No firearms were needed, Sorokovoi assured him.

"Make it quick, because I am sick," said the voice.

"It will take five minutes," Okonoshenko said.

The voice turned out to belong to Victor Kochetkov, 57, who lives in a tiny apartment with his wife. Standing in his bathrobe, he said he was unemployed and had no special language skills. "I can swear a little in English," he said.

Sorokovoi and Okonoshenko worked in one of two northern Moscow districts supervised by Konstantin Mironov, 25, who normally works as a technician for the Russian Academy of Sciences. The biggest problem census takers faced, Mironov said, was persuading people they weren't con artists or thieves.

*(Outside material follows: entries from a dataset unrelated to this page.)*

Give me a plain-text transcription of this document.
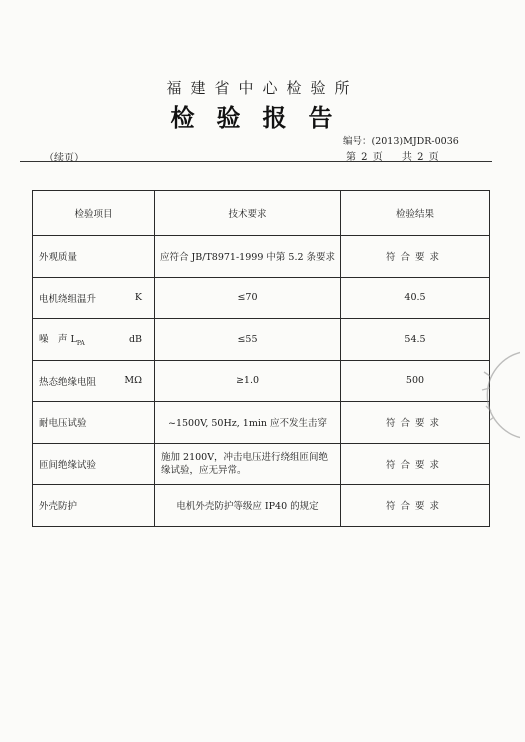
福建省中心检验所
检验报告
编号：(2013)MJDR-0036
（续页）	第 2 页 共 2 页
检验项目	技术要求	检验结果

外观质量	应符合 JB/T8971-1999 中第 5.2 条要求	符合要求

电机绕组温升 K	≤70	40.5

噪　声 $L_{PA}$ dB	≤55	54.5

热态绝缘电阻 MΩ	≥1.0	500

耐电压试验	~1500V, 50Hz, 1min 应不发生击穿	符合要求

匝间绝缘试验	施加 2100V，冲击电压进行绕组匝间绝缘试验，应无异常。	符合要求

外壳防护	电机外壳防护等级应 IP40 的规定	符合要求
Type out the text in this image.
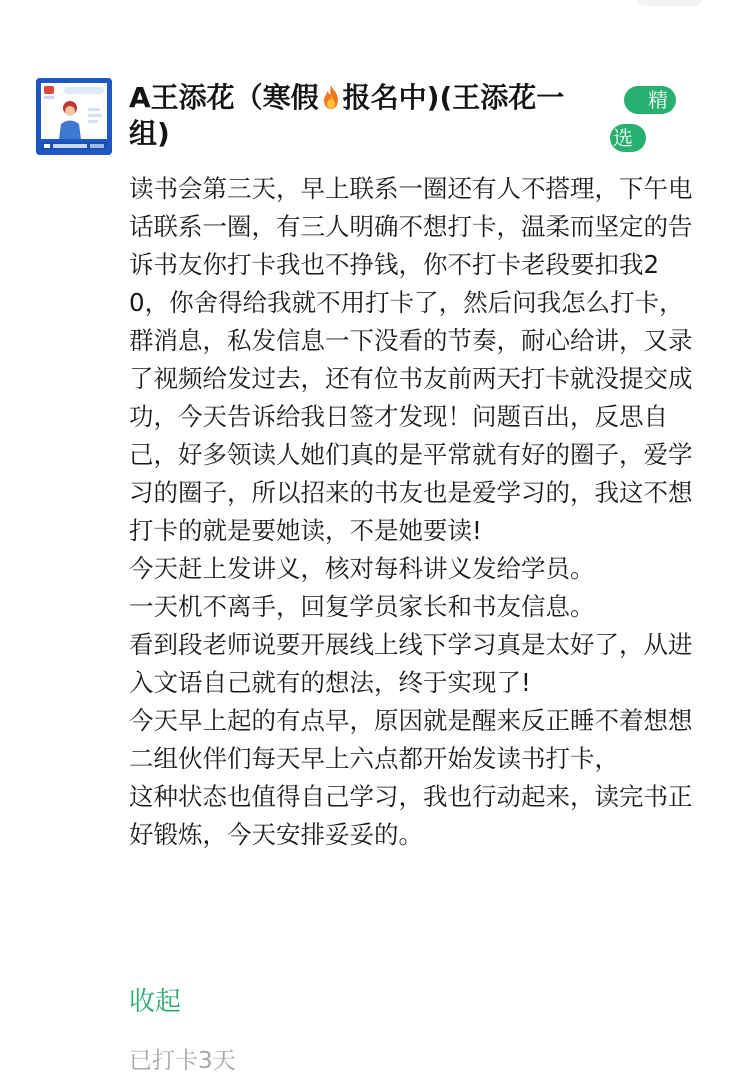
A王添花（寒假 报名中)(王添花一组)
精
选

读书会第三天，早上联系一圈还有人不搭理，下午电话联系一圈，有三人明确不想打卡，温柔而坚定的告诉书友你打卡我也不挣钱，你不打卡老段要扣我20，你舍得给我就不用打卡了，然后问我怎么打卡，群消息，私发信息一下没看的节奏，耐心给讲，又录了视频给发过去，还有位书友前两天打卡就没提交成功，今天告诉给我日签才发现！问题百出，反思自己，好多领读人她们真的是平常就有好的圈子，爱学习的圈子，所以招来的书友也是爱学习的，我这不想打卡的就是要她读，不是她要读!

今天赶上发讲义，核对每科讲义发给学员。

一天机不离手，回复学员家长和书友信息。

看到段老师说要开展线上线下学习真是太好了，从进入文语自己就有的想法，终于实现了!

今天早上起的有点早，原因就是醒来反正睡不着想想二组伙伴们每天早上六点都开始发读书打卡，

这种状态也值得自己学习，我也行动起来，读完书正好锻炼，今天安排妥妥的。

收起
已打卡3天
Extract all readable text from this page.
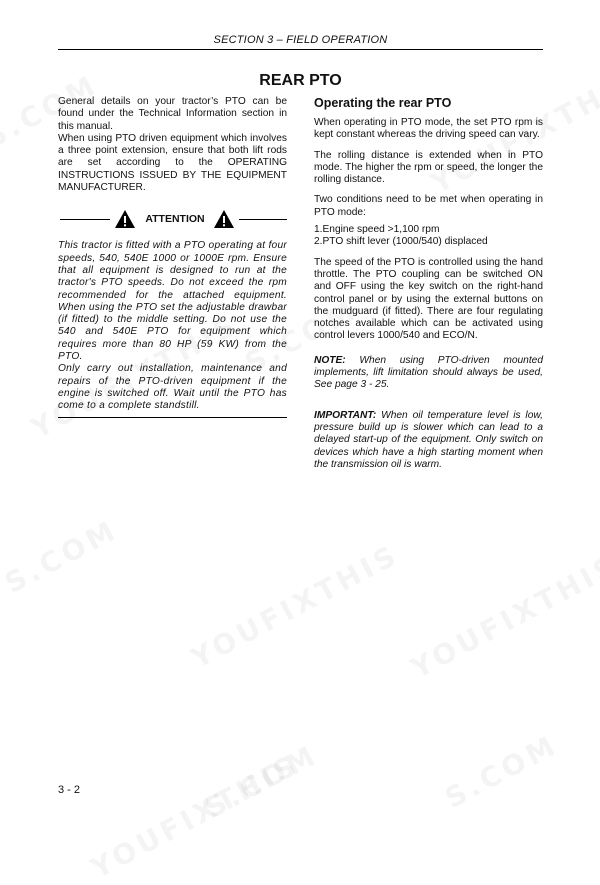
SECTION 3 – FIELD OPERATION
REAR PTO

General details on your tractor’s PTO can be found under the Technical Information section in this manual.

When using PTO driven equipment which involves a three point extension, ensure that both lift rods are set according to the OPERATING INSTRUCTIONS ISSUED BY THE EQUIPMENT MANUFACTURER.

ATTENTION

This tractor is fitted with a PTO operating at four speeds, 540, 540E 1000 or 1000E rpm. Ensure that all equipment is designed to run at the tractor's PTO speeds. Do not exceed the rpm recommended for the attached equipment. When using the PTO set the adjustable drawbar (if fitted) to the middle setting. Do not use the 540 and 540E PTO for equipment which requires more than 80 HP (59 KW) from the PTO.

Only carry out installation, maintenance and repairs of the PTO-driven equipment if the engine is switched off. Wait until the PTO has come to a complete standstill.

Operating the rear PTO

When operating in PTO mode, the set PTO rpm is kept constant whereas the driving speed can vary.

The rolling distance is extended when in PTO mode. The higher the rpm or speed, the longer the rolling distance.

Two conditions need to be met when operating in PTO mode:

1.Engine speed >1,100 rpm

2.PTO shift lever (1000/540) displaced

The speed of the PTO is controlled using the hand throttle. The PTO coupling can be switched ON and OFF using the key switch on the right-hand control panel or by using the external buttons on the mudguard (if fitted). There are four regulating notches available which can be activated using control levers 1000/540 and ECO/N.

NOTE: When using PTO-driven mounted implements, lift limitation should always be used, See page 3 - 25.

IMPORTANT: When oil temperature level is low, pressure build up is slower which can lead to a delayed start-up of the equipment. Only switch on devices which have a high starting moment when the transmission oil is warm.

3 - 2
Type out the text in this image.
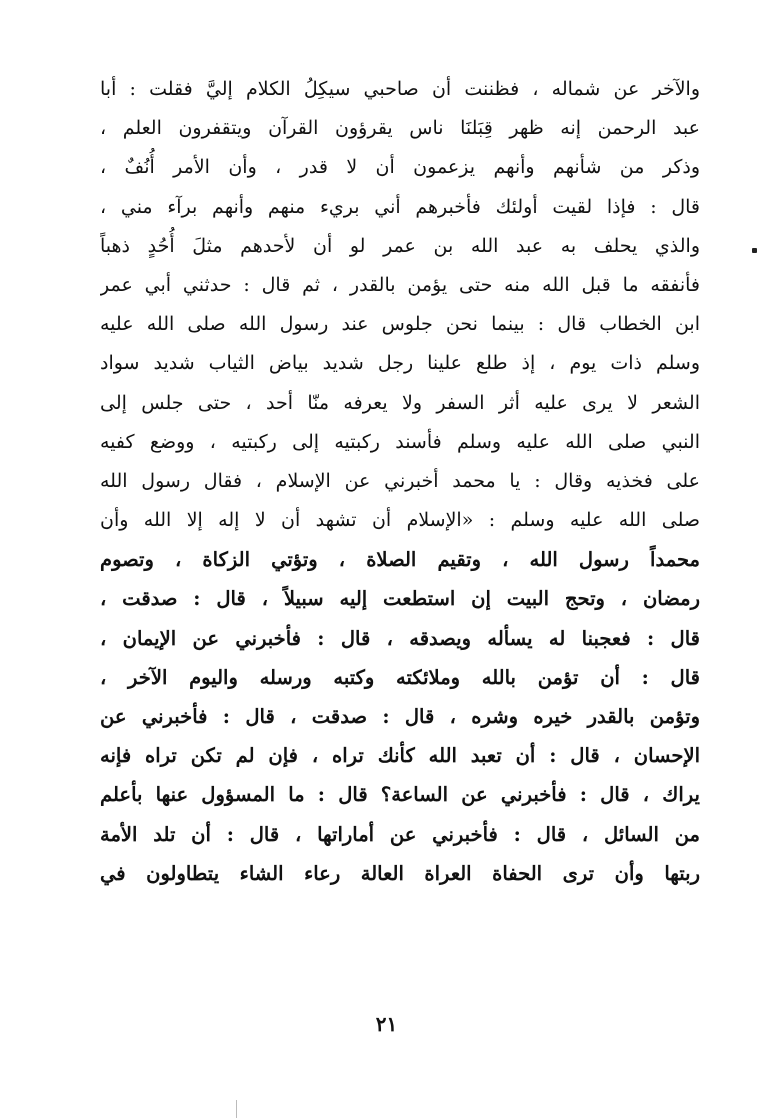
والآخر عن شماله ، فظننت أن صاحبي سيكِلُ الكلام إليَّ فقلت : أبا
عبد الرحمن إنه ظهر قِبَلنَا ناس يقرؤون القرآن ويتقفرون العلم ،
وذكر من شأنهم وأنهم يزعمون أن لا قدر ، وأن الأمر أُنُفٌ ،
قال : فإذا لقيت أولئك فأخبرهم أني بريء منهم وأنهم برآء مني ،
والذي يحلف به عبد الله بن عمر لو أن لأحدهم مثلَ أُحُدٍ ذهباً
فأنفقه ما قبل الله منه حتى يؤمن بالقدر ، ثم قال : حدثني أبي عمر
ابن الخطاب قال : بينما نحن جلوس عند رسول الله صلى الله عليه
وسلم ذات يوم ، إذ طلع علينا رجل شديد بياض الثياب شديد سواد
الشعر لا يرى عليه أثر السفر ولا يعرفه منّا أحد ، حتى جلس إلى
النبي صلى الله عليه وسلم فأسند ركبتيه إلى ركبتيه ، ووضع كفيه
على فخذيه وقال : يا محمد أخبرني عن الإسلام ، فقال رسول الله
صلى الله عليه وسلم : «الإسلام أن تشهد أن لا إله إلا الله وأن
محمداً رسول الله ، وتقيم الصلاة ، وتؤتي الزكاة ، وتصوم
رمضان ، وتحج البيت إن استطعت إليه سبيلاً ، قال : صدقت ،
قال : فعجبنا له يسأله ويصدقه ، قال : فأخبرني عن الإيمان ،
قال : أن تؤمن بالله وملائكته وكتبه ورسله واليوم الآخر ،
وتؤمن بالقدر خيره وشره ، قال : صدقت ، قال : فأخبرني عن
الإحسان ، قال : أن تعبد الله كأنك تراه ، فإن لم تكن تراه فإنه
يراك ، قال : فأخبرني عن الساعة؟ قال : ما المسؤول عنها بأعلم
من السائل ، قال : فأخبرني عن أماراتها ، قال : أن تلد الأمة
ربتها وأن ترى الحفاة العراة العالة رعاء الشاء يتطاولون في
٢١
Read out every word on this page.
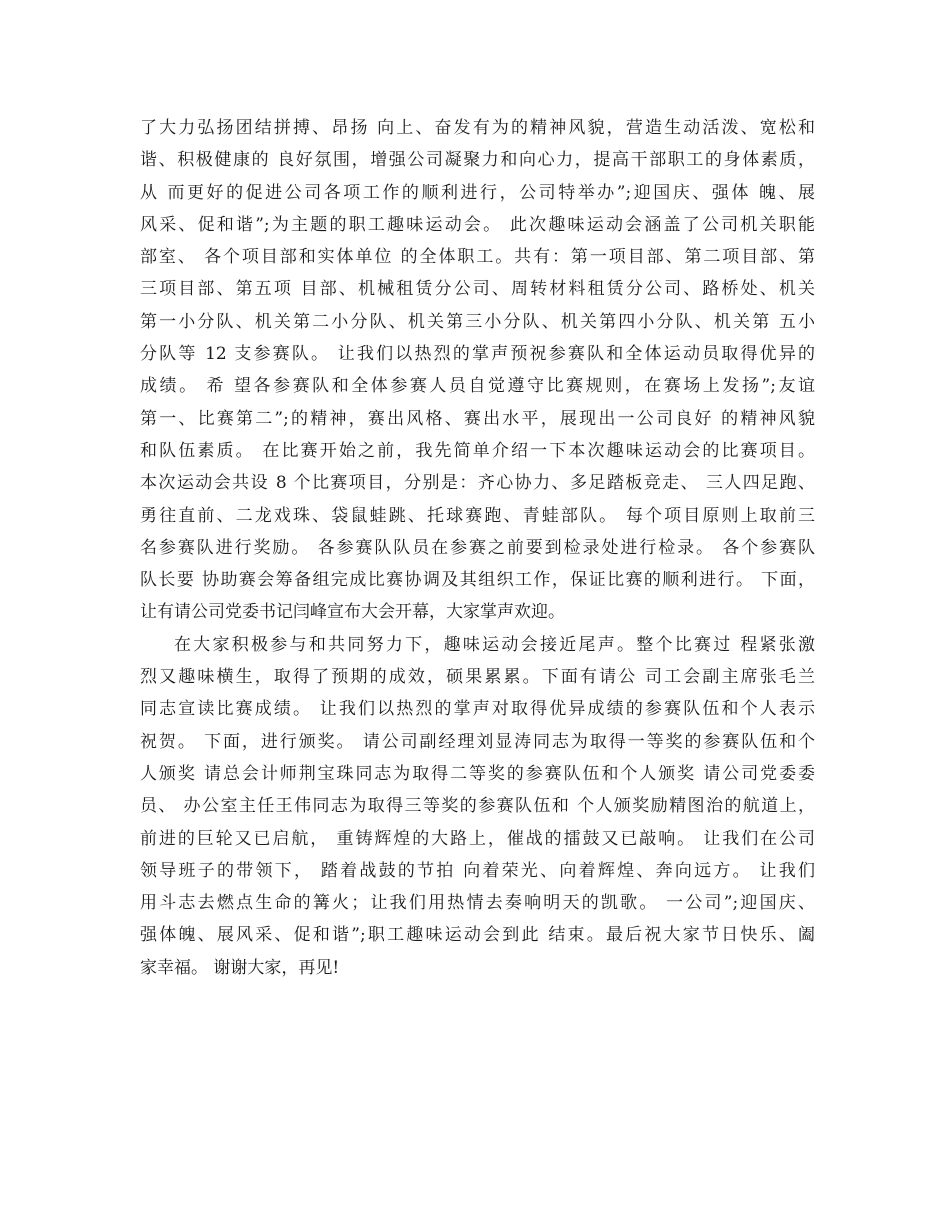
了大力弘扬团结拼搏、昂扬 向上、奋发有为的精神风貌，营造生动活泼、宽松和
谐、积极健康的 良好氛围，增强公司凝聚力和向心力，提高干部职工的身体素质，
从 而更好的促进公司各项工作的顺利进行，公司特举办”;迎国庆、强体 魄、展
风采、促和谐”;为主题的职工趣味运动会。 此次趣味运动会涵盖了公司机关职能
部室、 各个项目部和实体单位 的全体职工。共有：第一项目部、第二项目部、第
三项目部、第五项 目部、机械租赁分公司、周转材料租赁分公司、路桥处、机关
第一小分队、机关第二小分队、机关第三小分队、机关第四小分队、机关第 五小
分队等 12 支参赛队。 让我们以热烈的掌声预祝参赛队和全体运动员取得优异的
成绩。 希 望各参赛队和全体参赛人员自觉遵守比赛规则，在赛场上发扬”;友谊
第一、比赛第二”;的精神，赛出风格、赛出水平，展现出一公司良好 的精神风貌
和队伍素质。 在比赛开始之前，我先简单介绍一下本次趣味运动会的比赛项目。
本次运动会共设 8 个比赛项目，分别是：齐心协力、多足踏板竞走、 三人四足跑、
勇往直前、二龙戏珠、袋鼠蛙跳、托球赛跑、青蛙部队。 每个项目原则上取前三
名参赛队进行奖励。 各参赛队队员在参赛之前要到检录处进行检录。 各个参赛队
队长要 协助赛会筹备组完成比赛协调及其组织工作，保证比赛的顺利进行。 下面，
让有请公司党委书记闫峰宣布大会开幕，大家掌声欢迎。
在大家积极参与和共同努力下，趣味运动会接近尾声。整个比赛过 程紧张激
烈又趣味横生，取得了预期的成效，硕果累累。下面有请公 司工会副主席张毛兰
同志宣读比赛成绩。 让我们以热烈的掌声对取得优异成绩的参赛队伍和个人表示
祝贺。 下面，进行颁奖。 请公司副经理刘显涛同志为取得一等奖的参赛队伍和个
人颁奖 请总会计师荆宝珠同志为取得二等奖的参赛队伍和个人颁奖 请公司党委委
员、 办公室主任王伟同志为取得三等奖的参赛队伍和 个人颁奖励精图治的航道上，
前进的巨轮又已启航， 重铸辉煌的大路上，催战的擂鼓又已敲响。 让我们在公司
领导班子的带领下， 踏着战鼓的节拍 向着荣光、向着辉煌、奔向远方。 让我们
用斗志去燃点生命的篝火；让我们用热情去奏响明天的凯歌。 一公司”;迎国庆、
强体魄、展风采、促和谐”;职工趣味运动会到此 结束。最后祝大家节日快乐、阖
家幸福。 谢谢大家，再见!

Canvassers were also reluctant to visit one condemned building filled with squatters, he said. So they had police escorts when they went to the apartment house, where 20 people were found living in a single apartment.

One nagging question about the census is how truthful people were with the canvassers. Okonoshenko and Sorokovoi said many people they spoke to claimed to be unemployed. But the young census takers don't necessarily believe that. "Many of them are just lying," Okonoshenko said, in order to hide income they haven't reported. But it wasn't their job to question what people told them.

One of the most sensitive questions for census takers regarded ethnic background. Russia officially recognizes 100 different nationalities, but according to the rules of the census, people could describe themselves any way they wished.

Some Tartars say the rules allow authorities to carve them up into a number of separate ethnic "nationalities" to dilute their influence in Tartarstan and other regions. According to NTV television's Web site, 15 new ethnic designations were recorded in Dagestan, a Caucasus republic on the Caspian Sea.

On a visit to one apartment, Okonoshenko asked Maya Zhadina, 29, about her nationality. One of her parents was a Russian, one a Kazakh. "I am not Russian, I am not Kazakh, but I consider myself a citizen of Russia," she said. So they wrote that she was Russian.

Her son, Amal Kobtun, 9, was even harder to classify, since his father is Ukrainian. They recorded him as Russian, too.

Asked if the boy spoke any foreign languages, she smiled and said no. "He takes after his father," she said. "Russian is difficult enough."